If such a policy were allowed to go unchecked there could be no security in Europe, and there could be no just peace for the world.

A halt has been called. Force has had to be resorted to check the march of force. Honest dealing, the peaceful adjustment of differences, the rights of independent peoples to live their own lives, the honouring of international obligations and promises - all these things are at stake.

There was never any doubt as to where Great Britain stood in relation to them. There can be no doubt that where Great Britain stands there stand the people of the entire British world.

Bitter as we all feel at this wanton crime, this is not a moment for rhetoric; prompt as the action of many thousands must be, it is for the rest a moment for quiet thinking; for that calm fortitude which rests not upon the beating of drums, but upon the unconquerable spirit of man, created by God in His own image.

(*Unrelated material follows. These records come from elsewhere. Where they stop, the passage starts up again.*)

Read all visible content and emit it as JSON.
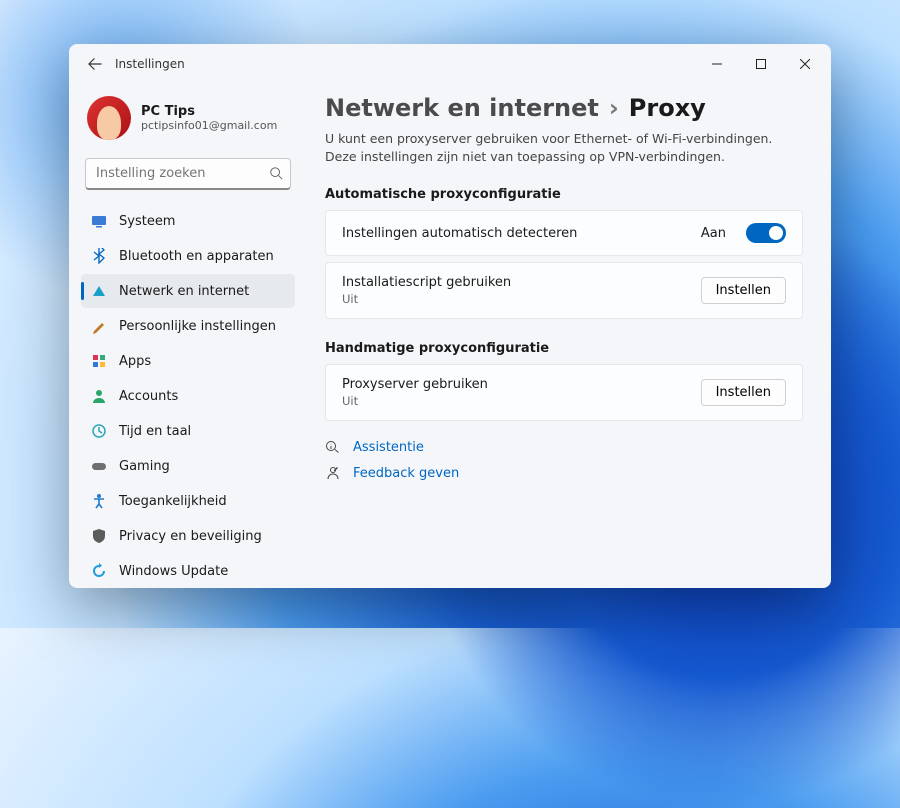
{
  "window": {
    "title": "Instellingen"
  },
  "profile": {
    "name": "PC Tips",
    "email": "pctipsinfo01@gmail.com"
  },
  "search": {
    "placeholder": "Instelling zoeken"
  },
  "sidebar": {
    "items": [
      {
        "label": "Systeem",
        "icon": "display-icon",
        "color": "#3a7bd5"
      },
      {
        "label": "Bluetooth en apparaten",
        "icon": "bluetooth-icon",
        "color": "#0067c0"
      },
      {
        "label": "Netwerk en internet",
        "icon": "wifi-icon",
        "color": "#18a0c9",
        "active": true
      },
      {
        "label": "Persoonlijke instellingen",
        "icon": "brush-icon",
        "color": "#c07a2a"
      },
      {
        "label": "Apps",
        "icon": "apps-icon",
        "color": "#6f6f6f"
      },
      {
        "label": "Accounts",
        "icon": "person-icon",
        "color": "#2aa56a"
      },
      {
        "label": "Tijd en taal",
        "icon": "clock-icon",
        "color": "#2aa5b5"
      },
      {
        "label": "Gaming",
        "icon": "gamepad-icon",
        "color": "#6f6f6f"
      },
      {
        "label": "Toegankelijkheid",
        "icon": "accessibility-icon",
        "color": "#1f7acb"
      },
      {
        "label": "Privacy en beveiliging",
        "icon": "shield-icon",
        "color": "#5b5b5b"
      },
      {
        "label": "Windows Update",
        "icon": "update-icon",
        "color": "#1f9cdd"
      }
    ]
  },
  "breadcrumb": {
    "parent": "Netwerk en internet",
    "current": "Proxy"
  },
  "description": "U kunt een proxyserver gebruiken voor Ethernet- of Wi-Fi-verbindingen. Deze instellingen zijn niet van toepassing op VPN-verbindingen.",
  "sections": {
    "auto": {
      "title": "Automatische proxyconfiguratie",
      "detect": {
        "label": "Instellingen automatisch detecteren",
        "state_label": "Aan"
      },
      "script": {
        "label": "Installatiescript gebruiken",
        "sub": "Uit",
        "button": "Instellen"
      }
    },
    "manual": {
      "title": "Handmatige proxyconfiguratie",
      "proxy": {
        "label": "Proxyserver gebruiken",
        "sub": "Uit",
        "button": "Instellen"
      }
    }
  },
  "links": {
    "help": "Assistentie",
    "feedback": "Feedback geven"
  }
}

What may be before us we do not know, nor how long the journey. But this we do know, that Truth is our companion on that journey; that Truth is with us in the battle, and that Truth must win.

Before I end, may I say this to you? In the bitter months that are to come, calmness, resoluteness, confidence and hard work will be required as never before. This war will involve not only soldiers and sailors and airmen, but supplies, foodstuffs, money. Our staying power, and particularly the staying power of the mother country, will be best assisted by keeping our production going; by continuing our avocations and our business as fully as we can; by maintaining employment and with it our strength.

I know that, in spite of the emotions we are all feeling, you will show that Australia is ready to see it through. May God in His mercy and compassion grant that the world may soon be delivered from this agony.